R/plot2WayInteraction.R
In petersenlab: A Collection of R Functions by the Petersen Lab

Documented in plot2WayInteraction

#' @title
#' Plot 2-way interaction.
#'
#' @description
#' Generates a plot of a 2-way interaction.
#'
#' @details
#' Generates a plot of a 2-way interaction: the association between a predictor
#' and an outcome at two levels of the moderator.
#'
#' @param predictor character name of predictor variable  (variable on x-axis).
#' @param outcome character name of outcome variable  (variable on y-axis).
#' @param moderator character name of moderator variable  (variable on z-axis).
#' @param predictorLabel label on x-axis of plot
#' @param outcomeLabel label on y-axis of plot
#' @param moderatorLabel label on z-axis of plot
#' @param varList names of predictor variables in model
#' @param varTypes types of predictor variables in model; one of:
#' \itemize{
#'  \item \code{"mean"} = plots at mean of variable -- should be used for ALL
#'  covariates (apart from main predictor and moderator)
#'  \item \code{"sd"} = plots at +/- 1 sd of variable (for most continuous
#'  predictors and moderators)
#'  \item \code{"binary"} = plots at values of 0,1 (for binary predictors and
#'  moderators)
#'  \item \code{"full"} = plots full range of variable (for variables like age
#'  when on x-axis)
#'  \item \code{"values"} = allows plotting moderator at specific values (e.g.,
#'  \code{0}, \code{1}, \code{2})
#'  \item \code{"factor"} = plots moderator at different categories (e.g.,
#'  \code{TRUE}, \code{FALSE})
#' }
#' @param values specifies values at which to plot moderator (must specify
#' varType = \code{"values"})
#' @param interaction one of:
#' \itemize{
#'  \item \code{"normal"} = standard interaction
#'  \item \code{"meancenter"} = calculates the interaction from a mean-centered
#'  predictor and moderator (subtracting each individual's value from the
#'  variable mean to set the mean of the variable to zero)

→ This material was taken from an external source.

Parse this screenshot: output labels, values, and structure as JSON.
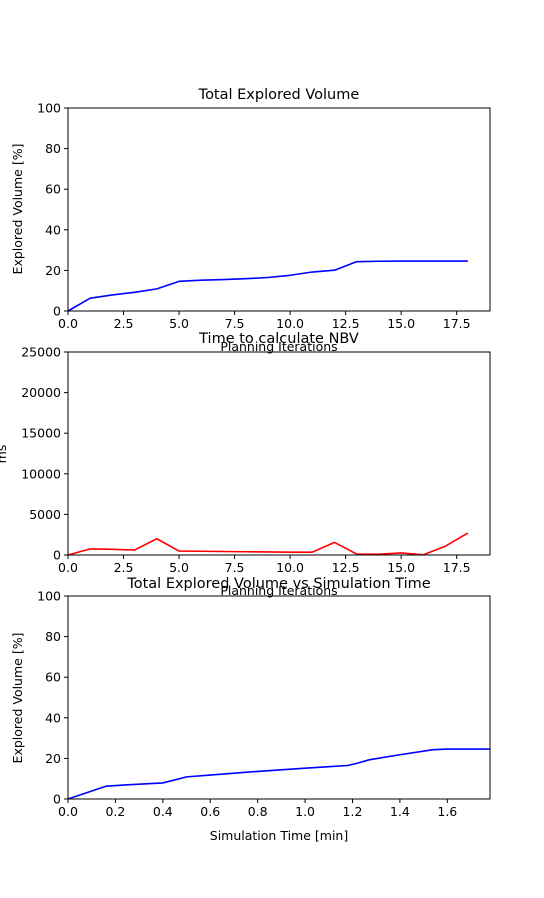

#'  \item \code{"orthogonalize"} = makes the interaction orthogonal to the
#'  predictor and moderator by regressing the interaction on the predictor and
#'  outcome and saving the residual
#' }
#' @param legendLabels vector of 2 labels for the two levels of the moderator;
#' leave as \code{NA} to see the actual levels of the moderator
#' @param legendLocation one of: \code{"topleft"}, \code{"topright"},
#' \code{"bottomleft"}, or \code{"bottomright"}
#' @param ylim vector of min and max values on y-axis (e,g., \code{0},
#' \code{10})
#' @param pvalues whether to include p-values of each slope in plot (\code{TRUE}
#' or \code{FALSE})
#' @param data name of data object
#'
#' @return
#' Plot of two-way interaction.
#'
#' @family plot
#' @family multipleRegression
#'
#' @importFrom graphics lines text legend
#' @importFrom stats lm na.omit qnorm sd rnorm as.formula pt na.exclude
#'
#' @export
#'
#' @examples
#' # Prepare Data
#' predictor <- rnorm(1000, 10, 3)
#' moderator <- rnorm(1000, 50, 10)
#' outcome <- (1.7 * predictor) + (1.3 * moderator) +
#'   (1.5 * predictor * moderator) + rnorm(1000, sd = 3)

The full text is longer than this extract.